Złożyłem kartkę na pół i włożyłem do dziury w pniu jednego z drzew. Ruszyłem w kierunku samochodu. Otworzyłem bagażnik, by położyć swój plecak obok walizki. Uruchomiłem silnik i wjechałem na drogę. Jechałem w kierunku lotniska. Zostały mi 2 godz. do wylotu. Zdziwieni? Powinniście się tego spodziewać. Nie wytrzymałbym mieszkania tutaj. Nie tak blisko niej. Udaję się do Los Angeles, z dala od Phoenix. I najprawdopodobniej nigdy tu nie wrócę.

Lucy (5 dni później)

      Nie widziałam go już od kilku dni.
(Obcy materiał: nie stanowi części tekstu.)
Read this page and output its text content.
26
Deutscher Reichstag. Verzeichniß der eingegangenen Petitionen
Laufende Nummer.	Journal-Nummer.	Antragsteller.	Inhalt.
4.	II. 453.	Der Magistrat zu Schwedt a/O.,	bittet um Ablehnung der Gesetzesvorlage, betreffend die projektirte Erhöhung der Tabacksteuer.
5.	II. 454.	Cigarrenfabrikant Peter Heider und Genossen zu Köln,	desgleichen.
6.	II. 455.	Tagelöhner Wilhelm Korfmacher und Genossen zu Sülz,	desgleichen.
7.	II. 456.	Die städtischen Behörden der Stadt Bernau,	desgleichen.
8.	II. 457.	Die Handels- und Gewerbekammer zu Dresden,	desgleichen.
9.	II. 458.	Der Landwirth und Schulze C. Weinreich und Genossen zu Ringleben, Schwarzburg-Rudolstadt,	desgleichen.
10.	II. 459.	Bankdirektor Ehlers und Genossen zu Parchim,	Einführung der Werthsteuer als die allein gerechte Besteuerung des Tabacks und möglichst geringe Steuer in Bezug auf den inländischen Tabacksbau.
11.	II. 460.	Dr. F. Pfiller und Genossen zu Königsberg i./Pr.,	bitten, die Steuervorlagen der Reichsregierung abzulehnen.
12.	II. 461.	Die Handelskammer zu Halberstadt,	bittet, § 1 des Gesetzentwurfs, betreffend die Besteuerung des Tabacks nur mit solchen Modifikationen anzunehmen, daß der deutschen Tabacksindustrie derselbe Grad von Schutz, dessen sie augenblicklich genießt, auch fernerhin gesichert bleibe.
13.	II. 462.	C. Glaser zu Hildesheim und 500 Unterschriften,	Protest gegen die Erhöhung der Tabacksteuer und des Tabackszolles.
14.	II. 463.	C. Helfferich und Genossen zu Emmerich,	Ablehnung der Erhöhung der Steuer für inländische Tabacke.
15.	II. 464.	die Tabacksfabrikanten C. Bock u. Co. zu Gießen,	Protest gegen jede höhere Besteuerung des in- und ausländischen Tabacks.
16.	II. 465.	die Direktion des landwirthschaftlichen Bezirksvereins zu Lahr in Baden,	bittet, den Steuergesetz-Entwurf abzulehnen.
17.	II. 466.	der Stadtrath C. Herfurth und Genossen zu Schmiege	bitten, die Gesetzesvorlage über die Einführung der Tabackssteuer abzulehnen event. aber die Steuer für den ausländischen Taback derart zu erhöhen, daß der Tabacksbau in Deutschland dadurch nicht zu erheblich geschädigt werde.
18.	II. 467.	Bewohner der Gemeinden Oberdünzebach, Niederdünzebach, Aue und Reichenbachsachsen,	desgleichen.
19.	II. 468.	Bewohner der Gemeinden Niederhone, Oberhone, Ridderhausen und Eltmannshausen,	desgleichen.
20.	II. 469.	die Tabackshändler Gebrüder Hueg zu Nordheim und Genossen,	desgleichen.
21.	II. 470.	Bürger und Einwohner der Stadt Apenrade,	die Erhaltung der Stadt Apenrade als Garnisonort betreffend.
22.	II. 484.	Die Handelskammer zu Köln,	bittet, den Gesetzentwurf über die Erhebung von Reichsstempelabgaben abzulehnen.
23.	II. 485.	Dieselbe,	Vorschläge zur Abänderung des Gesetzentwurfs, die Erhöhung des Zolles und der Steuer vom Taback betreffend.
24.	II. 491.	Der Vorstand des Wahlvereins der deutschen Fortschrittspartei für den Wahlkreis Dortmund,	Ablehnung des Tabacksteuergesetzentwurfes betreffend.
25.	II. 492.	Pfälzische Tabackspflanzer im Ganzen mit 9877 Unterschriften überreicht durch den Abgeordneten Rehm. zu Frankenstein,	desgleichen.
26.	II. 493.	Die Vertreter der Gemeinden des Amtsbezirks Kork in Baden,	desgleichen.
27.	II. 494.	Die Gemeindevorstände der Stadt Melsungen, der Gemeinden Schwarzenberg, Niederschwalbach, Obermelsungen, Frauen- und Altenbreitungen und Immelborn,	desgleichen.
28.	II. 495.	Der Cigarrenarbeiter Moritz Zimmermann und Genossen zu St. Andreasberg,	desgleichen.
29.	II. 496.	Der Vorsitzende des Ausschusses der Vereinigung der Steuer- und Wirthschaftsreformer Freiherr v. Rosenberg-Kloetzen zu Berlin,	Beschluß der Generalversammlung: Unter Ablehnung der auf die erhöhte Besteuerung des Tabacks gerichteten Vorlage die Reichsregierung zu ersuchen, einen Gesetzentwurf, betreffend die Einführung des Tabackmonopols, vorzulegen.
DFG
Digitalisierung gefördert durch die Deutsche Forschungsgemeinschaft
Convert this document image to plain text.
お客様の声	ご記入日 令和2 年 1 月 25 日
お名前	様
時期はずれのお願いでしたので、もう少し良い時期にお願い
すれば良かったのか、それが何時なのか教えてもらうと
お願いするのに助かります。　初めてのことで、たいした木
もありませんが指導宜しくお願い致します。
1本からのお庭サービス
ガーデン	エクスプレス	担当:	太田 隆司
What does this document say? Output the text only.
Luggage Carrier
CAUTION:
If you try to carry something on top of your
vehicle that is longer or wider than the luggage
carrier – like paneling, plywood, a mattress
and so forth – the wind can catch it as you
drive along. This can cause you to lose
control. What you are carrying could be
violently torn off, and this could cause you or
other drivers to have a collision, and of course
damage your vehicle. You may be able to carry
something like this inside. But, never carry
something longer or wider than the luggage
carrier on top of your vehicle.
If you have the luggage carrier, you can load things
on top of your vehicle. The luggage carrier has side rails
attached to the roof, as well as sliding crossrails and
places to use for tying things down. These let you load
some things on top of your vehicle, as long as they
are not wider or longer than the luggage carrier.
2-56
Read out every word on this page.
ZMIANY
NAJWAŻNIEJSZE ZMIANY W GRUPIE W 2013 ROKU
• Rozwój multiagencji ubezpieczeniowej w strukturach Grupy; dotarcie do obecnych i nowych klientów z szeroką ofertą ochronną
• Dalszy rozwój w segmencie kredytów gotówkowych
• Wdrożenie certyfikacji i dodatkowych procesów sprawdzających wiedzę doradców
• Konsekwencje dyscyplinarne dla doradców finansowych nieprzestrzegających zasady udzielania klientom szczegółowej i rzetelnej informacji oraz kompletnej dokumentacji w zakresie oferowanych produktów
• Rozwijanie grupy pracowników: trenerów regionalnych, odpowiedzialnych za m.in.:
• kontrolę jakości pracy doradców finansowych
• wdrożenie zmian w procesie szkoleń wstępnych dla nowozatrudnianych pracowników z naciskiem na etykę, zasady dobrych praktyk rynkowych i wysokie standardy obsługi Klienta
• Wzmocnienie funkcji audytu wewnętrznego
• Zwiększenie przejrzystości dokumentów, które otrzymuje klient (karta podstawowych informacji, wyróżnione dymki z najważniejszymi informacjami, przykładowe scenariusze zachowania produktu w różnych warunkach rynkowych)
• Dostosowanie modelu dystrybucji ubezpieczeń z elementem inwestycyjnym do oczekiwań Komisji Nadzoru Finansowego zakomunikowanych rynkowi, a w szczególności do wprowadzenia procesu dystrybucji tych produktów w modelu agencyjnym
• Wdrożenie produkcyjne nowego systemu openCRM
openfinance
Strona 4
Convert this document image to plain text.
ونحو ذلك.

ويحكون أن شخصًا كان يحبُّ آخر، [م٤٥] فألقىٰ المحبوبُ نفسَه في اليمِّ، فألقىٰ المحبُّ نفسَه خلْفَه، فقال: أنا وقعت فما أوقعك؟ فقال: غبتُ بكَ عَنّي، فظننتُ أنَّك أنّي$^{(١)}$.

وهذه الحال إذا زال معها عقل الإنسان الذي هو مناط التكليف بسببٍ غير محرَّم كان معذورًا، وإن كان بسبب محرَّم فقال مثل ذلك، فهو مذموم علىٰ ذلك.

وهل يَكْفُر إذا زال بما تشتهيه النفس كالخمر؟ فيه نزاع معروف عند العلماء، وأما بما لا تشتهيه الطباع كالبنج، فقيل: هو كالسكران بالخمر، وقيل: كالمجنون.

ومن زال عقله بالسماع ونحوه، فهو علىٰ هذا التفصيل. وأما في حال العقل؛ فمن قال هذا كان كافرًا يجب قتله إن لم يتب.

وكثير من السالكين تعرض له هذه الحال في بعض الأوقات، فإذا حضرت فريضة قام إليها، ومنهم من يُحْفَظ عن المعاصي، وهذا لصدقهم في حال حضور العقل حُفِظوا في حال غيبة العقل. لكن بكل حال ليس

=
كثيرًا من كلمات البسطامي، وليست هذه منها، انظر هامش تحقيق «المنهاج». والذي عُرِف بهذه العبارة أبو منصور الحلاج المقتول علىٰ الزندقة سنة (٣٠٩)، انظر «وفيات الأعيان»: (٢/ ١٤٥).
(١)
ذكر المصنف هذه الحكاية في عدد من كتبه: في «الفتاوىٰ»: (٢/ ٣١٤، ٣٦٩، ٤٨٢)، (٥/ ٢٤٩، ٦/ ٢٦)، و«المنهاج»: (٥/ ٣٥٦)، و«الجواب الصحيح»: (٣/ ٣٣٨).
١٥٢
Nie odbiera telefonu, nie odpisuje na wiadomości. Co takiego mogło się stać? Błagałam, by to nie było to o czym myślę. Rozmawialiśmy o tym niedawno. Nie może mnie zostawić. Nie przeszkadza mi to, że jest ode mnie starszy. To nic nie znaczy. To nie nasza wina, ze urodziliśmy się w takim odstępie czasu. Chcę, by mnie przytulił. Brakuje mi tego, a w tym momencie właśnie tego potrzebuję. Zbyt bardzo go kocham, by teraz odszedł. Złamie mi serce, zrobi w nim dziurę. Zabije mnie to. Musiałam się dowiedzieć prawdy. Wiedziałam, gdzie muszę pójść. Jedyna nadzieja, że go spotkam jest taka, że pojadę do naszego własnego miejsca. Właśnie zadzwonił dzwonek. Wybiegłam  z klasy. Wsiadłam do autobusu. Muszę wysiąść za jakieś sześć przystanków. Czas strasznie mi się dłużył. Otworzyły się drzwi. Wyskoczyłam z pojazdu jak torpeda i zaczęłam biec w kierunku jeziora. Po 10 minutach byłam już na miejscu. Nie było go tam. Załamałam się. Czułam jak łzy spływają mi po policzkach. Usiadłam na kamieniu. Byłam wyczerpana. Dzwoniłam do Johna jeszcze trzy razy –Nic. Nagle zobaczyłam coś białego w pniu drzewa. Dwa kroki wystarczyły, by mieć karteczkę w ręce. Uśmiechnęłam się, to od niego, ja to wiem. Zaczęłam czytać list. Z każdym słowem moja twarz coraz bardziej smutniała. Nie mogłam uwierzyć. To nie dzieje się naprawdę. Zbyt mocno go kocham, by go już więcej nie zobaczyć. Serce biło mi w zastraszająco szybkim tempie. Zgniotłam kartkę, po chwili znowu ją wyprostowałam. Osunęłam się na ziemię. Płakałam przez dobre pół godziny, aż zabrakło mi łez. Postanowiłam się uspokoić. Tak niczego nie załatwię, Już za późno. Nic nie mogę zrobić.  Po chwili zdecydowałam się jeszcze raz przeczytać zawartość listu. Tak, to cały John. Wiem za co go tak kocham, za bycie tym kim jest. Tak po prostu. Jest lepszy od wszystkich chłopaków jakich znam (a szczególnie tych w moim wieku). Za jego skromność, dobro. Ale to teraz na nic. To koniec. Jedyne z czym mogę się zgodzić to te ostatnie słowa „…masz swoje własne miejsce w mych wspomnieniach…”. Nagle poczułam lekkie wibracje w kieszeni moich spodni. Wzięłam telefon do ręki. Na wyświetlaczu było napisane Nowa wiadomość . Kliknęłam na nią drżącymi palcami.

Od nieznany:
Pamiętaj. Kocham cię.

Po policzkach popłynęła mi nowa fala łez. Co za wyczucie czasu -pomyślałam. Lecz bez wahania odpisałam mu to samo. Nie mogę go zawieść. Zrobię tak jak on powiedział. Wezmę się w garść. Będę żyć tak jak dawniej, pełnią życia, lecz i tak nigdy o nim nie zapomnę, o moim kochanym Johnie.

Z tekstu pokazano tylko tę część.